If you believe you have found a security issue in LaraC2 Shell, please report it privately. Do not open a public issue.

Please include:

  • Affected version / commit SHA
  • Reproduction steps or proof-of-concept
  • Impact assessment (what an attacker could do)
  • Any suggested remediation

You can expect an acknowledgement within 72 hours and a remediation plan (fix, workaround, or coordinated disclosure timeline) within 14 days of initial contact.

Scope

In scope:

  • Authentication bypass or credential mishandling in the shell itself
  • Injection flaws in command construction, B64 encoding, or library upload paths
  • Improper handling of user-supplied data that could compromise the operator
  • Dependency vulnerabilities affecting shell/ runtime behaviour

Out of scope:

  • MDE API behaviour or Microsoft service vulnerabilities — report those to MSRC
  • Misuse of the tool by an authorised operator against their own tenant (this is the tool's intended purpose, per DISCLAIMER.md)
  • Rate-limit evasion, since the framework intentionally respects MDE's documented limits

Supported versions

Only the latest commit on main is supported. This is a single-branch project distributed via git clone; there are no tagged releases at this time.

Credential handling notes

These are not vulnerabilities — they are documented design trade-offs. Operators should review them before choosing an auth method.
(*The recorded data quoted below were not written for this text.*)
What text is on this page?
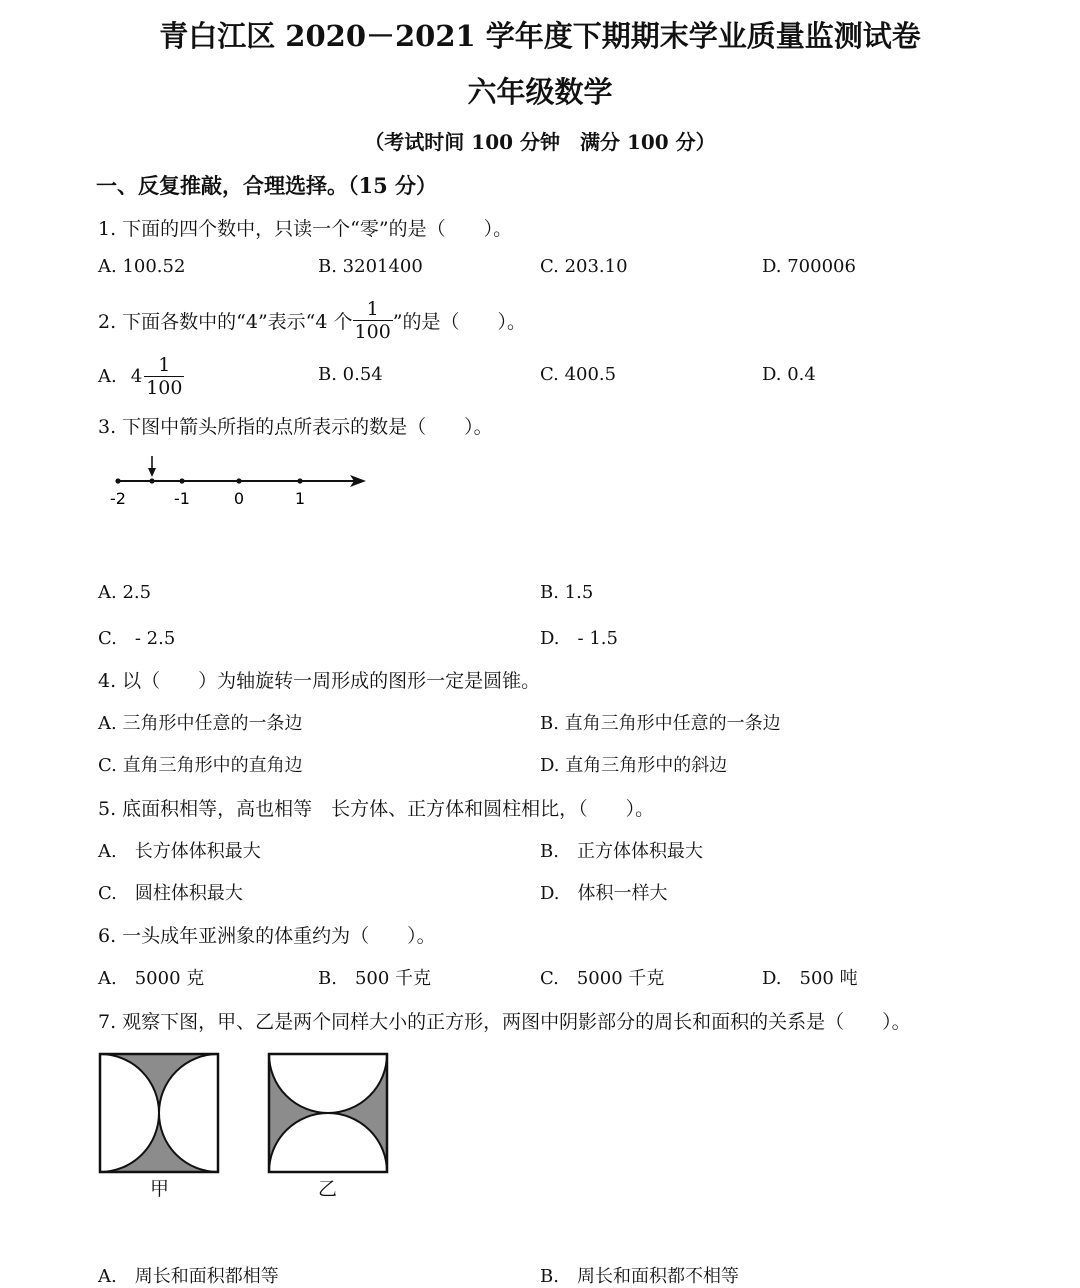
青白江区 2020－2021 学年度下期期末学业质量监测试卷
六年级数学
（考试时间 100 分钟　满分 100 分）
一、反复推敲，合理选择。（15 分）
1. 下面的四个数中，只读一个“零”的是（　　）。
A. 100.52	B. 3201400	C. 203.10	D. 700006
2. 下面各数中的“4”表示“4 个 $\frac{1}{100}$ ”的是（　　）。
A. $4 \frac{1}{100}$	B. 0.54	C. 400.5	D. 0.4
3. 下图中箭头所指的点所表示的数是（　　）。
-2	-1	0	1
A. 2.5	B. 1.5
C.　- 2.5	D.　- 1.5
4. 以（　　）为轴旋转一周形成的图形一定是圆锥。
A. 三角形中任意的一条边	B. 直角三角形中任意的一条边
C. 直角三角形中的直角边	D. 直角三角形中的斜边
5. 底面积相等，高也相等　长方体、正方体和圆柱相比，（　　）。
A.　长方体体积最大	B.　正方体体积最大
C.　圆柱体积最大	D.　体积一样大
6. 一头成年亚洲象的体重约为（　　）。
A.　5000 克	B.　500 千克	C.　5000 千克	D.　500 吨
7. 观察下图，甲、乙是两个同样大小的正方形，两图中阴影部分的周长和面积的关系是（　　）。
甲	乙
A.　周长和面积都相等	B.　周长和面积都不相等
  • Internal auth method 1 (Credentials + TOTP) retains the supplied username, password, and TOTP secret in-memory (inside $script:Int_ReauthParams) for the lifetime of the shell process. This is required for silent re-auth when the portal sccauth cookie expires (~1 hr). The values are never written to disk or passed on the command line, but they are resident in the PowerShell runspace. For stronger isolation, prefer method 2 (passkey / Azure Key Vault HSM) or method 7 (client credentials with a config-file secret).
  • Config files containing clientSecret should have their filesystem permissions restricted. The shell does not enforce or check this.
  • PSReadLine history is disabled (HistorySaveStyle = SaveNothing) while the shell is running, so commands typed at the [API ...]> prompt are not persisted to the history file. History from other PowerShell sessions is unaffected.
  • No secrets on CLI: the shell never accepts secrets via command-line arguments. Secrets come from config files or interactive prompts only.

Acknowledgements

Security researchers who report valid issues will be credited in release notes unless they request otherwise.